In this tutorial, we cover how to import data from the Stray Scanner app into the Stray Command Line Tool and Stray Studio.
To walk through this tutorial, you will need:
- A LiDAR enabled iOS device, such as an iPhone 12 Pro, an iPhone 13 Pro or an iPad Pro with a LiDAR sensor
- The Stray Scanner app installed on the device
- A computer with the Stray CLI installed
While this tutorial covers the Stray Scanner app, you can import data from any other depth sensor. Here is an example on how to record data using an Intel RealSense sensor.
The goal of this tutorial is to scan a scene using a depth sensor and convert it into a dataset that follows our scene and dataset format. If you have some other depth sensor you can reach out to us and we can hopefully add support for your depth sensor. If you are dealing with some other dataset format that you would like to import, you can always write your own data format conversion script.
First, we need to record a scene to process. This is done by opening app, tapping "Record a new session", then press the red button to start a recording. Then scan the scene by filming a short clip that views the relevant parts of the scene from different viewpoints.
Pro tip: you can tap on the video view to switch between depth and rgb mode.

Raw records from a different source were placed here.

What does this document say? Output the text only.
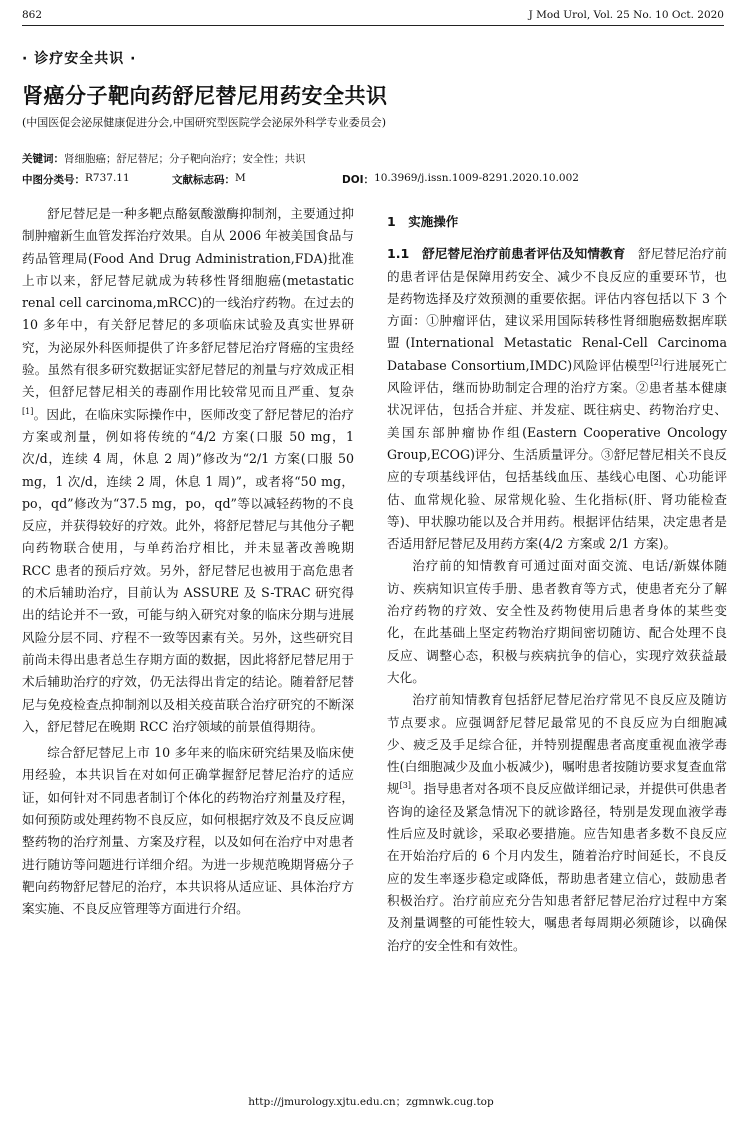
862	J Mod Urol, Vol. 25 No. 10 Oct. 2020
· 诊疗安全共识 ·
肾癌分子靶向药舒尼替尼用药安全共识
(中国医促会泌尿健康促进分会,中国研究型医院学会泌尿外科学专业委员会)
关键词：肾细胞癌；舒尼替尼；分子靶向治疗；安全性；共识
中图分类号： R737.11	文献标志码： M	DOI： 10.3969/j.issn.1009-8291.2020.10.002

舒尼替尼是一种多靶点酪氨酸激酶抑制剂，主要通过抑制肿瘤新生血管发挥治疗效果。自从 2006 年被美国食品与药品管理局(Food And Drug Administration,FDA)批准上市以来，舒尼替尼就成为转移性肾细胞癌(metastatic renal cell carcinoma,mRCC)的一线治疗药物。在过去的 10 多年中，有关舒尼替尼的多项临床试验及真实世界研究，为泌尿外科医师提供了许多舒尼替尼治疗肾癌的宝贵经验。虽然有很多研究数据证实舒尼替尼的剂量与疗效成正相关，但舒尼替尼相关的毒副作用比较常见而且严重、复杂[1]。因此，在临床实际操作中，医师改变了舒尼替尼的治疗方案或剂量，例如将传统的“4/2 方案(口服 50 mg，1 次/d，连续 4 周，休息 2 周)”修改为“2/1 方案(口服 50 mg，1 次/d，连续 2 周，休息 1 周)”，或者将“50 mg，po，qd”修改为“37.5 mg，po，qd”等以减轻药物的不良反应，并获得较好的疗效。此外，将舒尼替尼与其他分子靶向药物联合使用，与单药治疗相比，并未显著改善晚期 RCC 患者的预后疗效。另外，舒尼替尼也被用于高危患者的术后辅助治疗，目前认为 ASSURE 及 S-TRAC 研究得出的结论并不一致，可能与纳入研究对象的临床分期与进展风险分层不同、疗程不一致等因素有关。另外，这些研究目前尚未得出患者总生存期方面的数据，因此将舒尼替尼用于术后辅助治疗的疗效，仍无法得出肯定的结论。随着舒尼替尼与免疫检查点抑制剂以及相关疫苗联合治疗研究的不断深入，舒尼替尼在晚期 RCC 治疗领域的前景值得期待。

综合舒尼替尼上市 10 多年来的临床研究结果及临床使用经验，本共识旨在对如何正确掌握舒尼替尼治疗的适应证，如何针对不同患者制订个体化的药物治疗剂量及疗程，如何预防或处理药物不良反应，如何根据疗效及不良反应调整药物的治疗剂量、方案及疗程，以及如何在治疗中对患者进行随访等问题进行详细介绍。为进一步规范晚期肾癌分子靶向药物舒尼替尼的治疗，本共识将从适应证、具体治疗方案实施、不良反应管理等方面进行介绍。

1　实施操作

1.1　舒尼替尼治疗前患者评估及知情教育　 舒尼替尼治疗前的患者评估是保障用药安全、减少不良反应的重要环节，也是药物选择及疗效预测的重要依据。评估内容包括以下 3 个方面：①肿瘤评估，建议采用国际转移性肾细胞癌数据库联盟(International Metastatic Renal-Cell Carcinoma Database Consortium,IMDC)风险评估模型[2]行进展死亡风险评估，继而协助制定合理的治疗方案。②患者基本健康状况评估，包括合并症、并发症、既往病史、药物治疗史、美国东部肿瘤协作组(Eastern Cooperative Oncology Group,ECOG)评分、生活质量评分。③舒尼替尼相关不良反应的专项基线评估，包括基线血压、基线心电图、心功能评估、血常规化验、尿常规化验、生化指标(肝、肾功能检查等)、甲状腺功能以及合并用药。根据评估结果，决定患者是否适用舒尼替尼及用药方案(4/2 方案或 2/1 方案)。

治疗前的知情教育可通过面对面交流、电话/新媒体随访、疾病知识宣传手册、患者教育等方式，使患者充分了解治疗药物的疗效、安全性及药物使用后患者身体的某些变化，在此基础上坚定药物治疗期间密切随访、配合处理不良反应、调整心态，积极与疾病抗争的信心，实现疗效获益最大化。

治疗前知情教育包括舒尼替尼治疗常见不良反应及随访节点要求。应强调舒尼替尼最常见的不良反应为白细胞减少、疲乏及手足综合征，并特别提醒患者高度重视血液学毒性(白细胞减少及血小板减少)，嘱咐患者按随访要求复查血常规[3]。指导患者对各项不良反应做详细记录，并提供可供患者咨询的途径及紧急情况下的就诊路径，特别是发现血液学毒性后应及时就诊，采取必要措施。应告知患者多数不良反应在开始治疗后的 6 个月内发生，随着治疗时间延长，不良反应的发生率逐步稳定或降低，帮助患者建立信心，鼓励患者积极治疗。治疗前应充分告知患者舒尼替尼治疗过程中方案及剂量调整的可能性较大，嘱患者每周期必须随诊，以确保治疗的安全性和有效性。

http://jmurology.xjtu.edu.cn；zgmnwk.cug.top
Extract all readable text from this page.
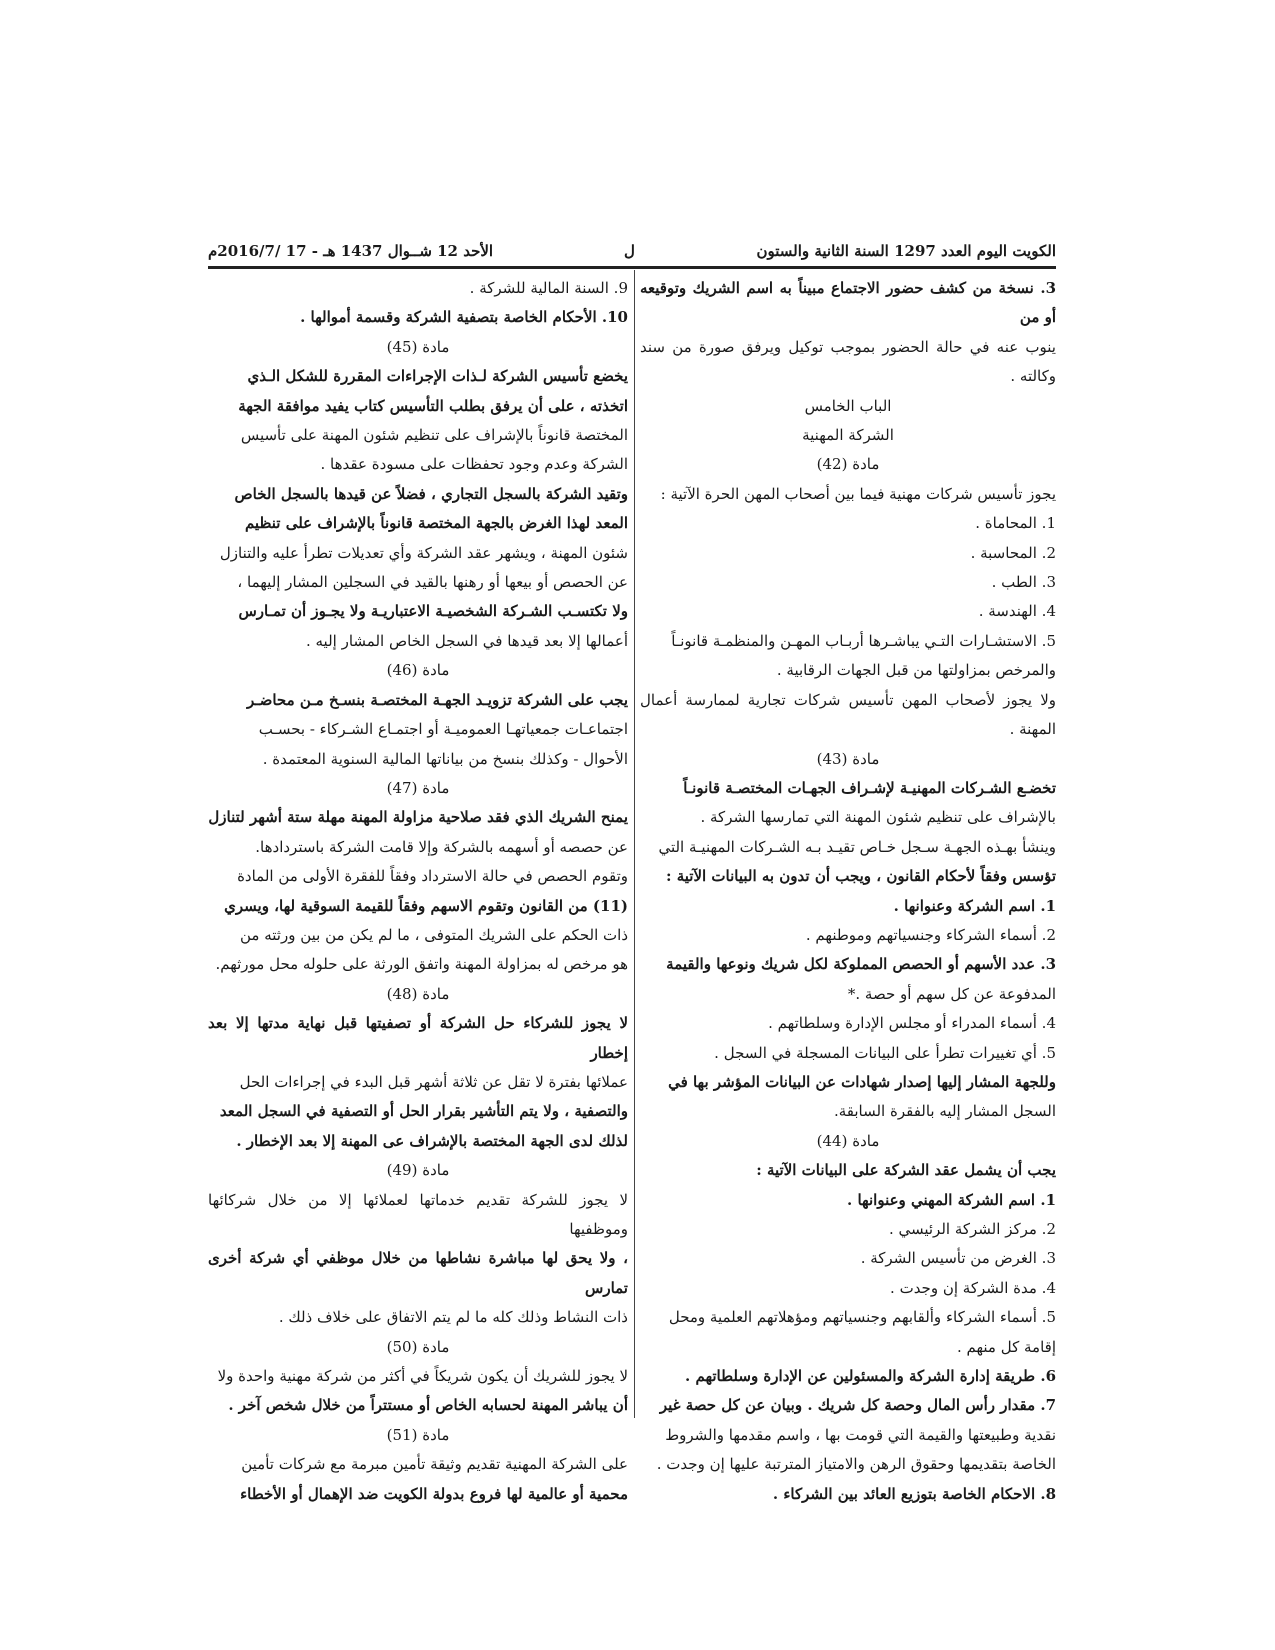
الكويت اليوم العدد 1297 السنة الثانية والستون
ل
الأحد 12 شــوال 1437 هـ - 17 /2016/7م

3. نسخة من كشف حضور الاجتماع مبيناً به اسم الشريك وتوقيعه أو من

ينوب عنه في حالة الحضور بموجب توكيل ويرفق صورة من سند وكالته .

الباب الخامس

الشركة المهنية

مادة (42)

يجوز تأسيس شركات مهنية فيما بين أصحاب المهن الحرة الآتية :

1. المحاماة .

2. المحاسبة .

3. الطب .

4. الهندسة .

5. الاستشـارات التـي يباشـرها أربـاب المهـن والمنظمـة قانونـاً

والمرخص بمزاولتها من قبل الجهات الرقابية .

ولا يجوز لأصحاب المهن تأسيس شركات تجارية لممارسة أعمال المهنة .

مادة (43)

تخضـع الشـركات المهنيـة لإشـراف الجهـات المختصـة قانونـاً

بالإشراف على تنظيم شئون المهنة التي تمارسها الشركة .

وينشأ بهـذه الجهـة سـجل خـاص تقيـد بـه الشـركات المهنيـة التي

تؤسس وفقاً لأحكام القانون ، ويجب أن تدون به البيانات الآتية :

1. اسم الشركة وعنوانها .

2. أسماء الشركاء وجنسياتهم وموطنهم .

3. عدد الأسهم أو الحصص المملوكة لكل شريك ونوعها والقيمة

المدفوعة عن كل سهم أو حصة .*

4. أسماء المدراء أو مجلس الإدارة وسلطاتهم .

5. أي تغييرات تطرأ على البيانات المسجلة في السجل .

وللجهة المشار إليها إصدار شهادات عن البيانات المؤشر بها في

السجل المشار إليه بالفقرة السابقة.

مادة (44)

يجب أن يشمل عقد الشركة على البيانات الآتية :

1. اسم الشركة المهني وعنوانها .

2. مركز الشركة الرئيسي .

3. الغرض من تأسيس الشركة .

4. مدة الشركة إن وجدت .

5. أسماء الشركاء وألقابهم وجنسياتهم ومؤهلاتهم العلمية ومحل

إقامة كل منهم .

6. طريقة إدارة الشركة والمسئولين عن الإدارة وسلطاتهم .

7. مقدار رأس المال وحصة كل شريك . وبيان عن كل حصة غير

نقدية وطبيعتها والقيمة التي قومت بها ، واسم مقدمها والشروط

الخاصة بتقديمها وحقوق الرهن والامتياز المترتبة عليها إن وجدت .

8. الاحكام الخاصة بتوزيع العائد بين الشركاء .

9. السنة المالية للشركة .

10. الأحكام الخاصة بتصفية الشركة وقسمة أموالها .

مادة (45)

يخضع تأسيس الشركة لـذات الإجراءات المقررة للشكل الـذي

اتخذته ، على أن يرفق بطلب التأسيس كتاب يفيد موافقة الجهة

المختصة قانوناً بالإشراف على تنظيم شئون المهنة على تأسيس

الشركة وعدم وجود تحفظات على مسودة عقدها .

وتقيد الشركة بالسجل التجاري ، فضلاً عن قيدها بالسجل الخاص

المعد لهذا الغرض بالجهة المختصة قانوناً بالإشراف على تنظيم

شئون المهنة ، ويشهر عقد الشركة وأي تعديلات تطرأ عليه والتنازل

عن الحصص أو بيعها أو رهنها بالقيد في السجلين المشار إليهما ،

ولا تكتسـب الشـركة الشخصيـة الاعتباريـة ولا يجـوز أن تمـارس

أعمالها إلا بعد قيدها في السجل الخاص المشار إليه .

مادة (46)

يجب على الشركة تزويـد الجهـة المختصـة بنسـخ مـن محاضـر

اجتماعـات جمعياتهـا العموميـة أو اجتمـاع الشـركاء - بحسـب

الأحوال - وكذلك بنسخ من بياناتها المالية السنوية المعتمدة .

مادة (47)

يمنح الشريك الذي فقد صلاحية مزاولة المهنة مهلة ستة أشهر لتنازل

عن حصصه أو أسهمه بالشركة وإلا قامت الشركة باستردادها.

وتقوم الحصص في حالة الاسترداد وفقاً للفقرة الأولى من المادة

(11) من القانون وتقوم الاسهم وفقاً للقيمة السوقية لها، ويسري

ذات الحكم على الشريك المتوفى ، ما لم يكن من بين ورثته من

هو مرخص له بمزاولة المهنة واتفق الورثة على حلوله محل مورثهم.

مادة (48)

لا يجوز للشركاء حل الشركة أو تصفيتها قبل نهاية مدتها إلا بعد إخطار

عملائها بفترة لا تقل عن ثلاثة أشهر قبل البدء في إجراءات الحل

والتصفية ، ولا يتم التأشير بقرار الحل أو التصفية في السجل المعد

لذلك لدى الجهة المختصة بالإشراف عى المهنة إلا بعد الإخطار .

مادة (49)

لا يجوز للشركة تقديم خدماتها لعملائها إلا من خلال شركائها وموظفيها

، ولا يحق لها مباشرة نشاطها من خلال موظفي أي شركة أخرى تمارس

ذات النشاط وذلك كله ما لم يتم الاتفاق على خلاف ذلك .

مادة (50)

لا يجوز للشريك أن يكون شريكاً في أكثر من شركة مهنية واحدة ولا

أن يباشر المهنة لحسابه الخاص أو مستتراً من خلال شخص آخر .

مادة (51)

على الشركة المهنية تقديم وثيقة تأمين مبرمة مع شركات تأمين

محمية أو عالمية لها فروع بدولة الكويت ضد الإهمال أو الأخطاء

Some suggestions to get the best possible results:
- Make sure to avoid shaking and fast motion
- Blurred images will make it hard for the reconstruction pipeline to localize the frames
- Keep clips short and to the point
- The more frames in the clips, the longer it will take to process
- Make sure that recognizable features are visible in every frame
- Avoid recording close to featureless objects such as walls
- If no features are visible or the view is covered, the software might not be able to localize the camera
- Observe the scanning target from multiple viewpoints
- This ensures that the target can be properly reconstructed in the integration step
Now that we have a scene recorded, we can move it over to our computer.
Here, we use a macOS computer with Finder. If you are on Linux, use the iOS Files app to access the Stray Scanner folder and move it over through a cloud service or share it through some other app.
First, we create two folders: a dataset folder which will contain our processed imported scenes and a staging folder where we temporarily keep the Stray Scanner scans. To create these, we run:
mkdir dataset/ mkdir staging/
To move the files over to the staging folder:
- Connect your iPhone or iPad to your computer using a Lightning cable
- Open Finder.app
- Select your device from the sidebar
- Click on the "Files" tab beneath your device description
- Under "Stray Scanner", you should see one directory per scene you have collected. Drag the scanned folders to the
Note: The directories are named using random hashes, for example "ac1ed2228f". This is to prevent conflicts with scenes collected using other devices, when you are collaborating with other people. This avoids having to rename them later, though we do agree that it can sometimes be hard to keep track of which scene is which. Feel free to rename the rename the folders however you like.
Now that we have moved over the scenes, we can import and convert them to our data format and into our dataset. This is done with the
stray dataset import command:
stray dataset import staging/* --out dataset/
Optionally, you can specify the resolution at which you want to import the dataset by appending
--width=<width> --height=<height> to the command. For example,
stray dataset import staging/* --out dataset --width=1920 --height=1440. Generally, we recommend a larger resolution, but sometimes, smaller can be easier to work with and can be good enough quality wise.
To verify that the dataset was imported correctly, you can play through the image frames with the
stray dataset show dataset/* command. This will play through the scenes one image at the time.
Now we have successfully imported our first scene! Now it's time to move on to the next step, which is integrating your scenes. The integration step, takes a scene, recovers camera poses and creates a 3D reconstruction of the scene. This allows us to label the scenes in 3D.